Here's a summary of the real scoop from the National Cancer Institute. You can read the full article. Note that NCI says Tykerb® "delays progression."

Lapatinib (Tykerb®) Plus Capecitabine Delays Progression of HER2-Positive Breast Cancer
Key Words


Combining the experimental targeted agent lapatinib (Tykerb®) with the drug capecitabine delayed the progression of breast cancer for nearly twice as long as did treatment with capecitabine alone in patients with advanced breast cancer that had progressed following treatment with trastuzumab (Herceptin®).

March 12, 2007

Great article in Seattle Times

It was a relief to read this article in the Seattle Times. The author describes how several people live with advanced cancer and AIDS. Not garden variety breast cancer, the kind I was originally diagnosed with in 1999, easily treated and supposedly never returning. No, this was about BAD cancer, the kind that invades your whole body, keeps you in treatment forever and eventually kills you.

Read it.

I know Jerry from my volunteer work at Gilda's Club and Pat from my work producing the NW AIDS Walk. I was happy to read that Pat is still around after all these years!

March 08, 2007

Back from Young Survivors conference

A couple of weeks ago I attended a conference for young women surviving breast cancer. While there, I met a woman who has lived with mets for 31 years!

Here's what I learned:

Dr. Funmi Olopade, oncologist at U Chicago (and a colleague of my cousin!) reminded us that breast cancer is not one disease but many -- Basal-like (triple negative, ER-, PR-, HER2-); Her 2 +; and ER+ (Lumina A and Lumina B).

Physiatrist Dr. Julie Silver said don’t assume all your fatigue is due to cancer. It could be skipped meals, not enough protein, too much caffeine. At her suggestion, I started wearing a pedometer to be sure I get 10,000 steps daily. I'm at 3751 right now, with quite a way to go to get to 10,000 in one day.

From Dr. Andrew Putnam, a pain management specialist, I learned that pain can be physical, psychological, social, spiritual, even existential.

Sage Bolte is an oncology social worker.
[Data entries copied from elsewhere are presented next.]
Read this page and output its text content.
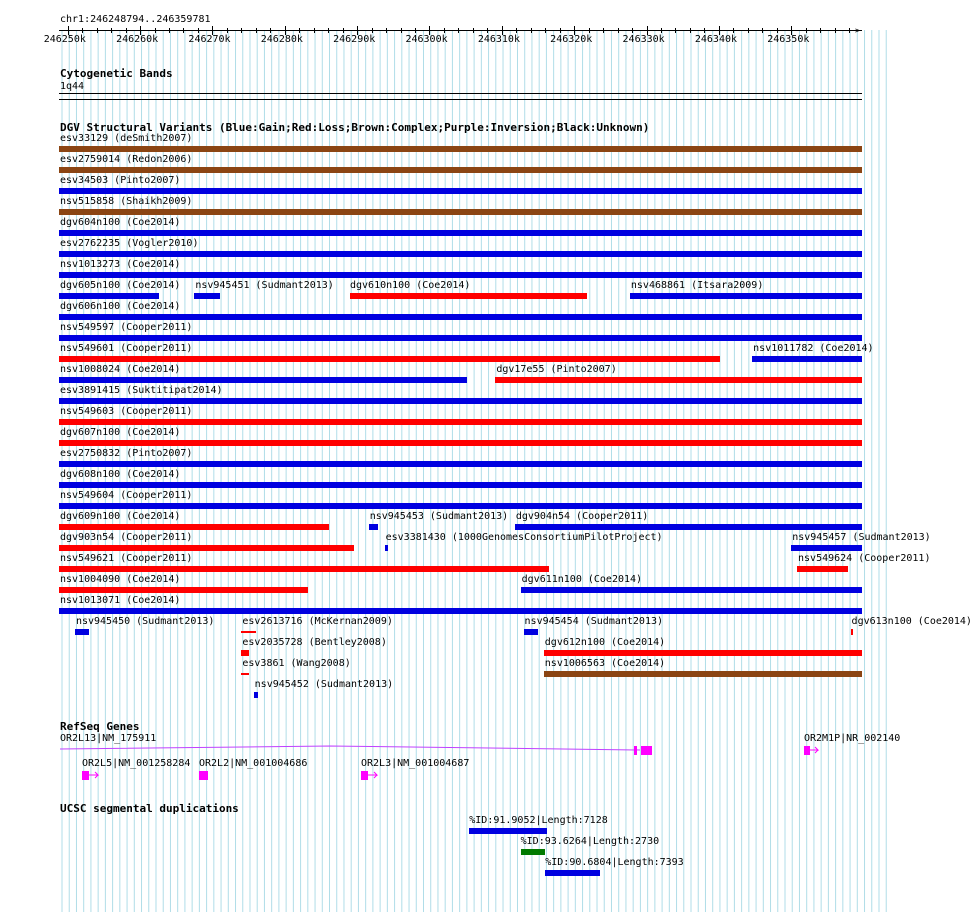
chr1:246248794..246359781
>
246250k	246260k	246270k	246280k	246290k	246300k	246310k	246320k	246330k	246340k	246350k
Cytogenetic Bands
1q44
DGV Structural Variants (Blue:Gain;Red:Loss;Brown:Complex;Purple:Inversion;Black:Unknown)
esv33129 (deSmith2007)
esv2759014 (Redon2006)
esv34503 (Pinto2007)
nsv515858 (Shaikh2009)
dgv604n100 (Coe2014)
esv2762235 (Vogler2010)
nsv1013273 (Coe2014)
dgv605n100 (Coe2014) nsv945451 (Sudmant2013) dgv610n100 (Coe2014)	nsv468861 (Itsara2009)
dgv606n100 (Coe2014)
nsv549597 (Cooper2011)
nsv549601 (Cooper2011)	nsv1011782 (Coe2014)
nsv1008024 (Coe2014)	dgv17e55 (Pinto2007)
esv3891415 (Suktitipat2014)
nsv549603 (Cooper2011)
dgv607n100 (Coe2014)
esv2750832 (Pinto2007)
dgv608n100 (Coe2014)
nsv549604 (Cooper2011)
dgv609n100 (Coe2014)	nsv945453 (Sudmant2013) dgv904n54 (Cooper2011)
dgv903n54 (Cooper2011)	esv3381430 (1000GenomesConsortiumPilotProject)	nsv945457 (Sudmant2013)
nsv549621 (Cooper2011)	nsv549624 (Cooper2011)
nsv1004090 (Coe2014)	dgv611n100 (Coe2014)
nsv1013071 (Coe2014)
nsv945450 (Sudmant2013)	esv2613716 (McKernan2009)	nsv945454 (Sudmant2013)
dgv612n100 (Coe2014)
esv2035728 (Bentley2008)
nsv1006563 (Coe2014)
esv3861 (Wang2008)
nsv945452 (Sudmant2013)
dgv613n100 (Coe2014)
RefSeq Genes
OR2L13|NM_175911	OR2M1P|NR_002140
OR2L5|NM_001258284 OR2L2|NM_001004686	OR2L3|NM_001004687
UCSC segmental duplications
%ID:91.9052|Length:7128
%ID:93.6264|Length:2730
%ID:90.6804|Length:7393
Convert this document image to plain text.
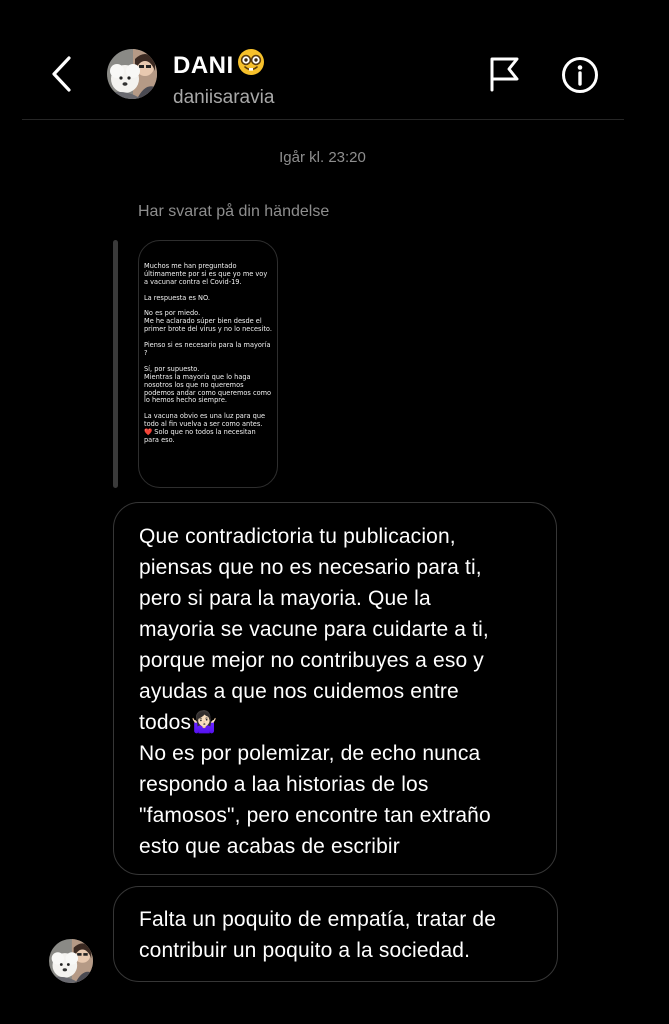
DANI
daniisaravia
Igår kl. 23:20
Har svarat på din händelse
Muchos me han preguntado últimamente por si es que yo me voy a vacunar contra el Covid-19.

La respuesta es NO.

No es por miedo.
Me he aclarado súper bien desde el primer brote del virus y no lo necesito.

Pienso si es necesario para la mayoría ?

Sí, por supuesto.
Mientras la mayoría que lo haga nosotros los que no queremos podemos andar como queremos como lo hemos hecho siempre.

La vacuna obvio es una luz para que todo al fin vuelva a ser como antes. ❤️ Solo que no todos la necesitan para eso.
Que contradictoria tu publicacion,
piensas que no es necesario para ti,
pero si para la mayoria. Que la
mayoria se vacune para cuidarte a ti,
porque mejor no contribuyes a eso y
ayudas a que nos cuidemos entre
todos🤷🏻‍♀️
No es por polemizar, de echo nunca
respondo a laa historias de los
"famosos", pero encontre tan extraño
esto que acabas de escribir
Falta un poquito de empatía, tratar de
contribuir un poquito a la sociedad.
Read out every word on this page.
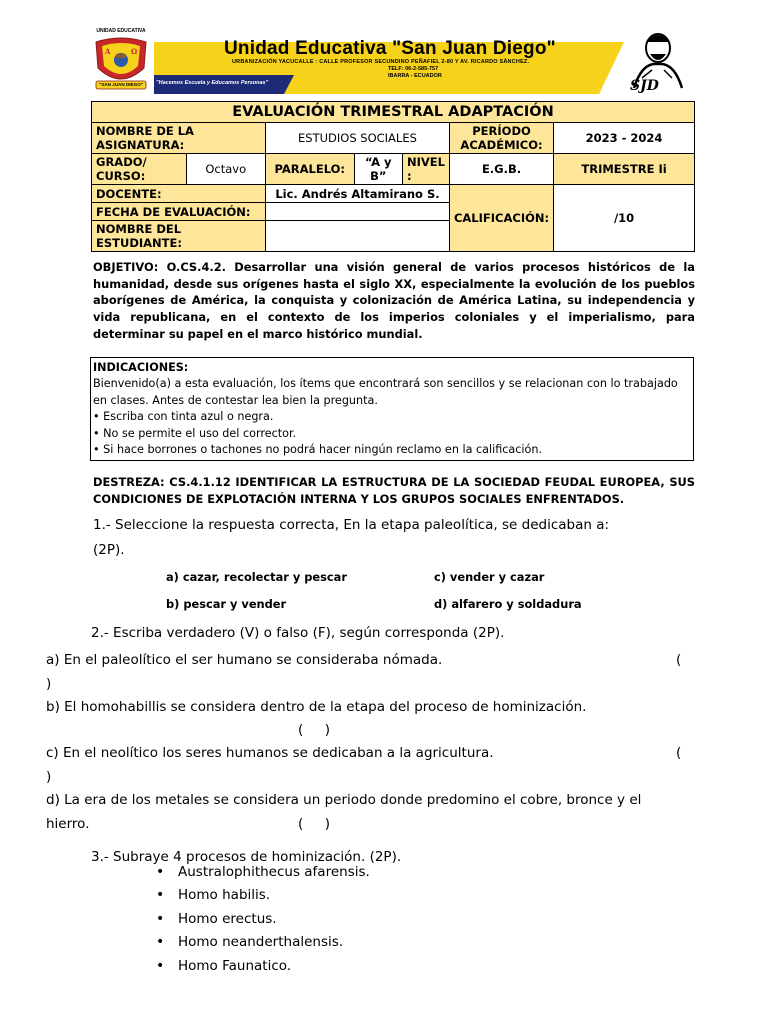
A	Ω
UNIDAD EDUCATIVA
"SAN JUAN DIEGO"
Unidad Educativa "San Juan Diego"
URBANIZACIÓN YACUCALLE : CALLE PROFESOR SECUNDINO PEÑAFIEL 2-80 Y AV. RICARDO SÁNCHEZ.
TELF: 06-2-585-757
IBARRA - ECUADOR
"Hacemos Escuela y Educamos Personas"	SJD
EVALUACIÓN TRIMESTRAL ADAPTACIÓN						
NOMBRE DE LA ASIGNATURA:		ESTUDIOS SOCIALES			PERÍODO ACADÉMICO:	2023 - 2024
GRADO/ CURSO:	Octavo	PARALELO:	“A y B”	NIVEL :	E.G.B.	TRIMESTRE Ii
DOCENTE:		Lic. Andrés Altamirano S.			CALIFICACIÓN:	/10
FECHA DE EVALUACIÓN:						
NOMBRE DEL ESTUDIANTE:						
OBJETIVO: O.CS.4.2. Desarrollar una visión general de varios procesos históricos de la humanidad, desde sus orígenes hasta el siglo XX, especialmente la evolución de los pueblos aborígenes de América, la conquista y colonización de América Latina, su independencia y vida republicana, en el contexto de los imperios coloniales y el imperialismo, para determinar su papel en el marco histórico mundial.
INDICACIONES:
Bienvenido(a) a esta evaluación, los ítems que encontrará son sencillos y se relacionan con lo trabajado en clases. Antes de contestar lea bien la pregunta.
• Escriba con tinta azul o negra.
• No se permite el uso del corrector.
• Si hace borrones o tachones no podrá hacer ningún reclamo en la calificación.
DESTREZA: CS.4.1.12 IDENTIFICAR LA ESTRUCTURA DE LA SOCIEDAD FEUDAL EUROPEA, SUS CONDICIONES DE EXPLOTACIÓN INTERNA Y LOS GRUPOS SOCIALES ENFRENTADOS.
1.- Seleccione la respuesta correcta, En la etapa paleolítica, se dedicaban a:
(2P).
a) cazar, recolectar y pescar	c) vender y cazar
b) pescar y vender	d) alfarero y soldadura
2.- Escriba verdadero (V) o falso (F), según corresponda (2P).
a) En el paleolítico el ser humano se consideraba nómada.	(
)
b) El homohabillis se considera dentro de la etapa del proceso de hominización.
(     )
c) En el neolítico los seres humanos se dedicaban a la agricultura.	(
)
d) La era de los metales se considera un periodo donde predomino el cobre, bronce y el
hierro.	(     )
3.- Subraye 4 procesos de hominización. (2P).
• Australophithecus afarensis.
• Homo habilis.
• Homo erectus.
• Homo neanderthalensis.
• Homo Faunatico.
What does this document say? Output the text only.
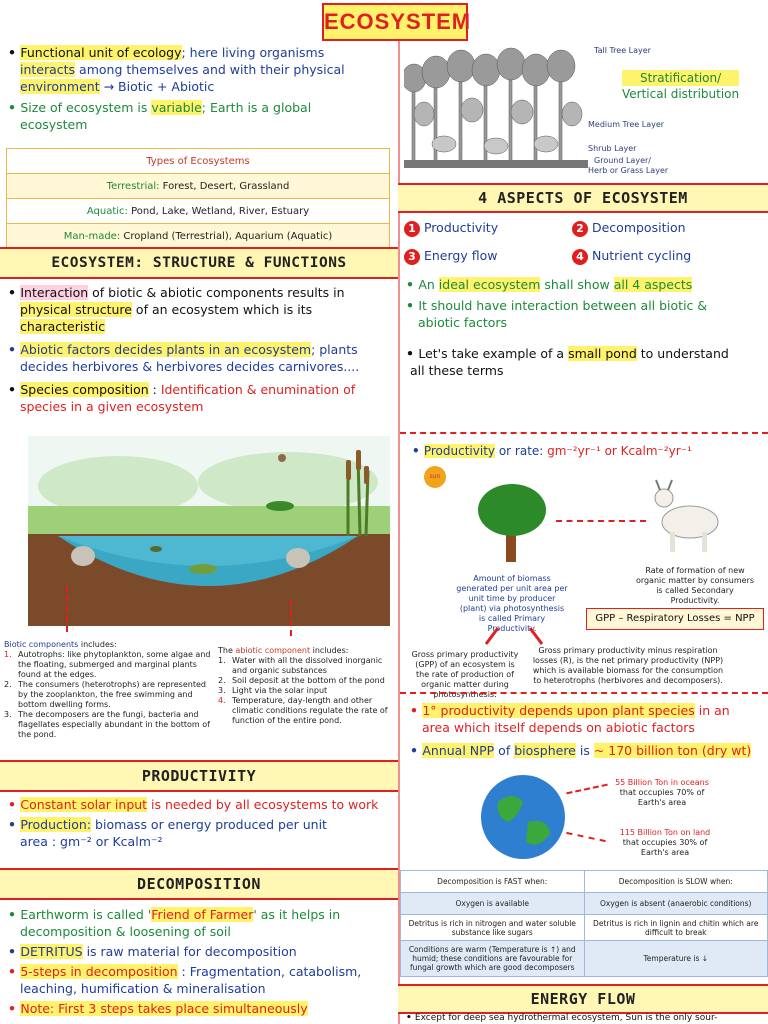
ECOSYSTEM
• Functional unit of ecology; here living organisms
interacts among themselves and with their physical
environment → Biotic + Abiotic
• Size of ecosystem is variable; Earth is a global
ecosystem
Types of Ecosystems
Terrestrial: Forest, Desert, Grassland
Aquatic: Pond, Lake, Wetland, River, Estuary
Man-made: Cropland (Terrestrial), Aquarium (Aquatic)
Tall Tree Layer
Medium Tree Layer
Shrub Layer
Ground Layer/
Herb or Grass Layer
Stratification/
Vertical distribution
4 ASPECTS OF ECOSYSTEM
1 Productivity	2 Decomposition
3 Energy flow	4 Nutrient cycling
• An ideal ecosystem shall show all 4 aspects
• It should have interaction between all biotic &
abiotic factors
• Let's take example of a small pond to understand
all these terms
ECOSYSTEM: STRUCTURE & FUNCTIONS
• Interaction of biotic & abiotic components results in
physical structure of an ecosystem which is its
characteristic
• Abiotic factors decides plants in an ecosystem; plants
decides herbivores & herbivores decides carnivores....
• Species composition : Identification & enumination of
species in a given ecosystem
Biotic components includes:
1. Autotrophs: like phytoplankton, some algae and the floating, submerged and marginal plants found at the edges.
2. The consumers (heterotrophs) are represented by the zooplankton, the free swimming and bottom dwelling forms.
3. The decomposers are the fungi, bacteria and flagellates especially abundant in the bottom of the pond.
The abiotic component includes:
1. Water with all the dissolved inorganic and organic substances
2. Soil deposit at the bottom of the pond
3. Light via the solar input
4. Temperature, day-length and other climatic conditions regulate the rate of function of the entire pond.
• Productivity or rate: gm⁻²yr⁻¹ or Kcalm⁻²yr⁻¹
sun
Amount of biomass generated per unit area per unit time by producer (plant) via photosynthesis is called Primary Productivity.
Rate of formation of new organic matter by consumers is called Secondary Productivity.
GPP – Respiratory Losses = NPP
Gross primary productivity (GPP) of an ecosystem is the rate of production of organic matter during photosynthesis.
Gross primary productivity minus respiration losses (R), is the net primary productivity (NPP) which is available biomass for the consumption to heterotrophs (herbivores and decomposers).
PRODUCTIVITY
• Constant solar input is needed by all ecosystems to work
• Production: biomass or energy produced per unit
area : gm⁻² or Kcalm⁻²
• 1° productivity depends upon plant species in an
area which itself depends on abiotic factors
• Annual NPP of biosphere is ~ 170 billion ton (dry wt)
55 Billion Ton in oceans
that occupies 70% of
Earth's area
115 Billion Ton on land
that occupies 30% of
Earth's area
DECOMPOSITION
• Earthworm is called 'Friend of Farmer' as it helps in
decomposition & loosening of soil
• DETRITUS is raw material for decomposition
• 5-steps in decomposition : Fragmentation, catabolism,
leaching, humification & mineralisation
• Note: First 3 steps takes place simultaneously
Decomposition is FAST when:	Decomposition is SLOW when:
Oxygen is available	Oxygen is absent (anaerobic conditions)
Detritus is rich in nitrogen and water soluble substance like sugars	Detritus is rich in lignin and chitin which are difficult to break
Conditions are warm (Temperature is ↑) and humid; these conditions are favourable for fungal growth which are good decomposers	Temperature is ↓
ENERGY FLOW
• Except for deep sea hydrothermal ecosystem, Sun is the only sour-
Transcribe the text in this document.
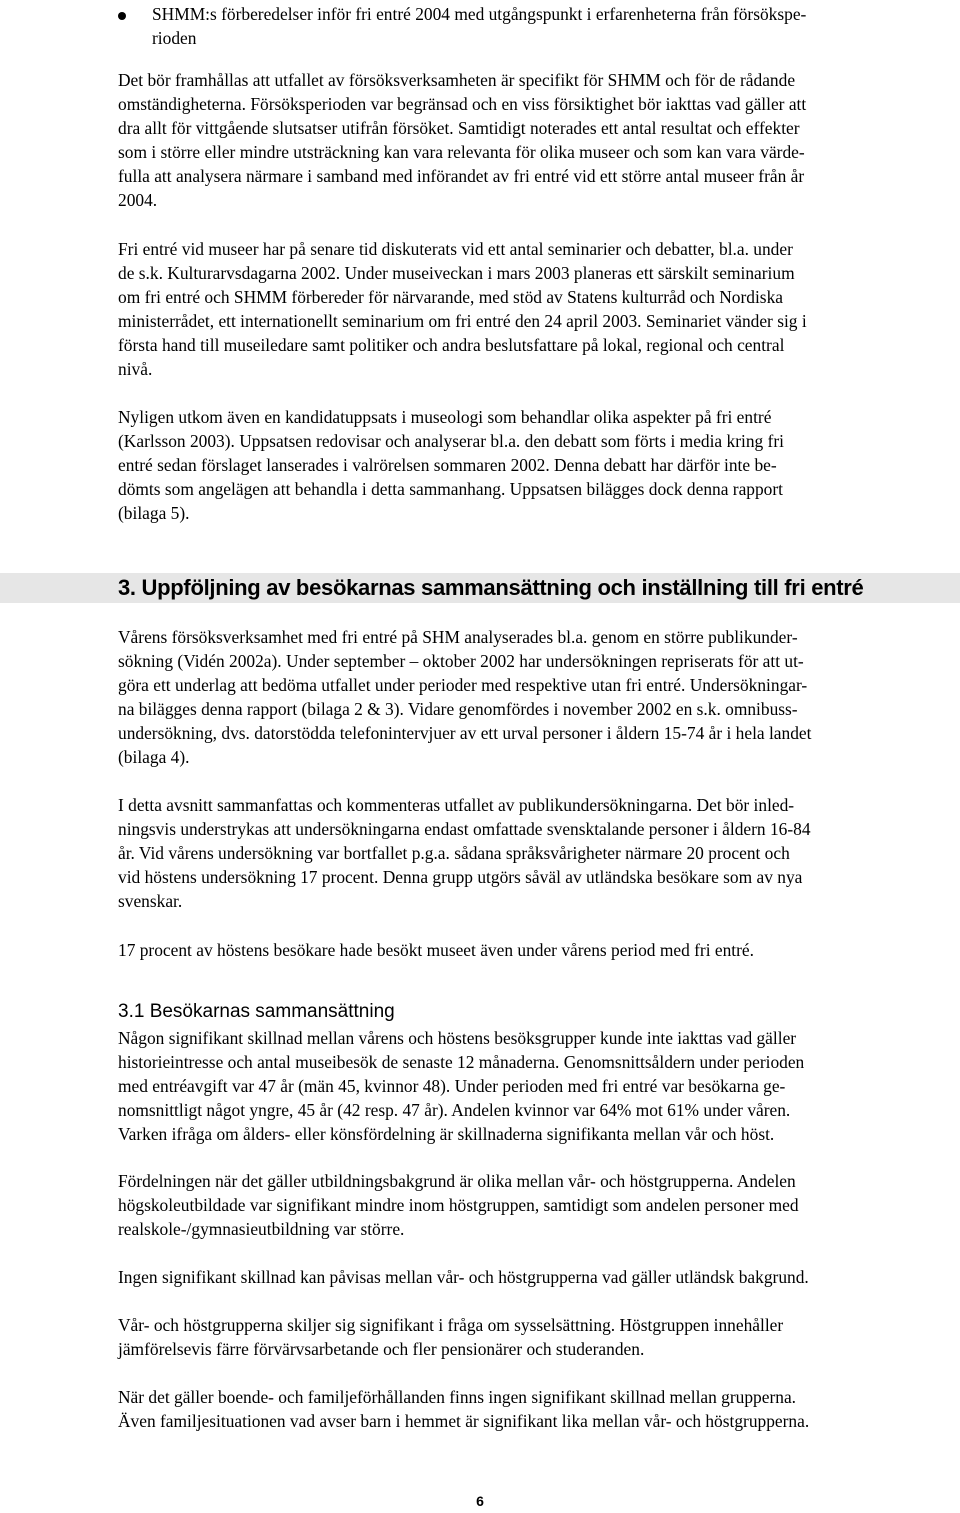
SHMM:s förberedelser inför fri entré 2004 med utgångspunkt i erfarenheterna från försökspe-
rioden
Det bör framhållas att utfallet av försöksverksamheten är specifikt för SHMM och för de rådande
omständigheterna. Försöksperioden var begränsad och en viss försiktighet bör iakttas vad gäller att
dra allt för vittgående slutsatser utifrån försöket. Samtidigt noterades ett antal resultat och effekter
som i större eller mindre utsträckning kan vara relevanta för olika museer och som kan vara värde-
fulla att analysera närmare i samband med införandet av fri entré vid ett större antal museer från år
2004.
Fri entré vid museer har på senare tid diskuterats vid ett antal seminarier och debatter, bl.a. under
de s.k. Kulturarvsdagarna 2002. Under museiveckan i mars 2003 planeras ett särskilt seminarium
om fri entré och SHMM förbereder för närvarande, med stöd av Statens kulturråd och Nordiska
ministerrådet, ett internationellt seminarium om fri entré den 24 april 2003. Seminariet vänder sig i
första hand till museiledare samt politiker och andra beslutsfattare på lokal, regional och central
nivå.
Nyligen utkom även en kandidatuppsats i museologi som behandlar olika aspekter på fri entré
(Karlsson 2003). Uppsatsen redovisar och analyserar bl.a. den debatt som förts i media kring fri
entré sedan förslaget lanserades i valrörelsen sommaren 2002. Denna debatt har därför inte be-
dömts som angelägen att behandla i detta sammanhang. Uppsatsen bilägges dock denna rapport
(bilaga 5).
3. Uppföljning av besökarnas sammansättning och inställning till fri entré
Vårens försöksverksamhet med fri entré på SHM analyserades bl.a. genom en större publikunder-
sökning (Vidén 2002a). Under september – oktober 2002 har undersökningen repriserats för att ut-
göra ett underlag att bedöma utfallet under perioder med respektive utan fri entré. Undersökningar-
na bilägges denna rapport (bilaga 2 & 3). Vidare genomfördes i november 2002 en s.k. omnibuss-
undersökning, dvs. datorstödda telefonintervjuer av ett urval personer i åldern 15-74 år i hela landet
(bilaga 4).
I detta avsnitt sammanfattas och kommenteras utfallet av publikundersökningarna. Det bör inled-
ningsvis understrykas att undersökningarna endast omfattade svensktalande personer i åldern 16-84
år. Vid vårens undersökning var bortfallet p.g.a. sådana språksvårigheter närmare 20 procent och
vid höstens undersökning 17 procent. Denna grupp utgörs såväl av utländska besökare som av nya
svenskar.
17 procent av höstens besökare hade besökt museet även under vårens period med fri entré.
3.1 Besökarnas sammansättning
Någon signifikant skillnad mellan vårens och höstens besöksgrupper kunde inte iakttas vad gäller
historieintresse och antal museibesök de senaste 12 månaderna. Genomsnittsåldern under perioden
med entréavgift var 47 år (män 45, kvinnor 48). Under perioden med fri entré var besökarna ge-
nomsnittligt något yngre, 45 år (42 resp. 47 år). Andelen kvinnor var 64% mot 61% under våren.
Varken ifråga om ålders- eller könsfördelning är skillnaderna signifikanta mellan vår och höst.
Fördelningen när det gäller utbildningsbakgrund är olika mellan vår- och höstgrupperna. Andelen
högskoleutbildade var signifikant mindre inom höstgruppen, samtidigt som andelen personer med
realskole-/gymnasieutbildning var större.
Ingen signifikant skillnad kan påvisas mellan vår- och höstgrupperna vad gäller utländsk bakgrund.
Vår- och höstgrupperna skiljer sig signifikant i fråga om sysselsättning. Höstgruppen innehåller
jämförelsevis färre förvärvsarbetande och fler pensionärer och studeranden.
När det gäller boende- och familjeförhållanden finns ingen signifikant skillnad mellan grupperna.
Även familjesituationen vad avser barn i hemmet är signifikant lika mellan vår- och höstgrupperna.
6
She recommended the following websites for how friends can help:

Plus she said, "Find what works for you: Who cares if it’s the placebo effect if it works!?"

After the conference we learned that we had all been exposed to the norovirus at the hotel. The friend I traveled with was quite ill. I didn't even get an upset tummy. And this is the second time I ahve been exposed to norovirus since December. Asied from cancer, I must be as healthy as the proverbial horse!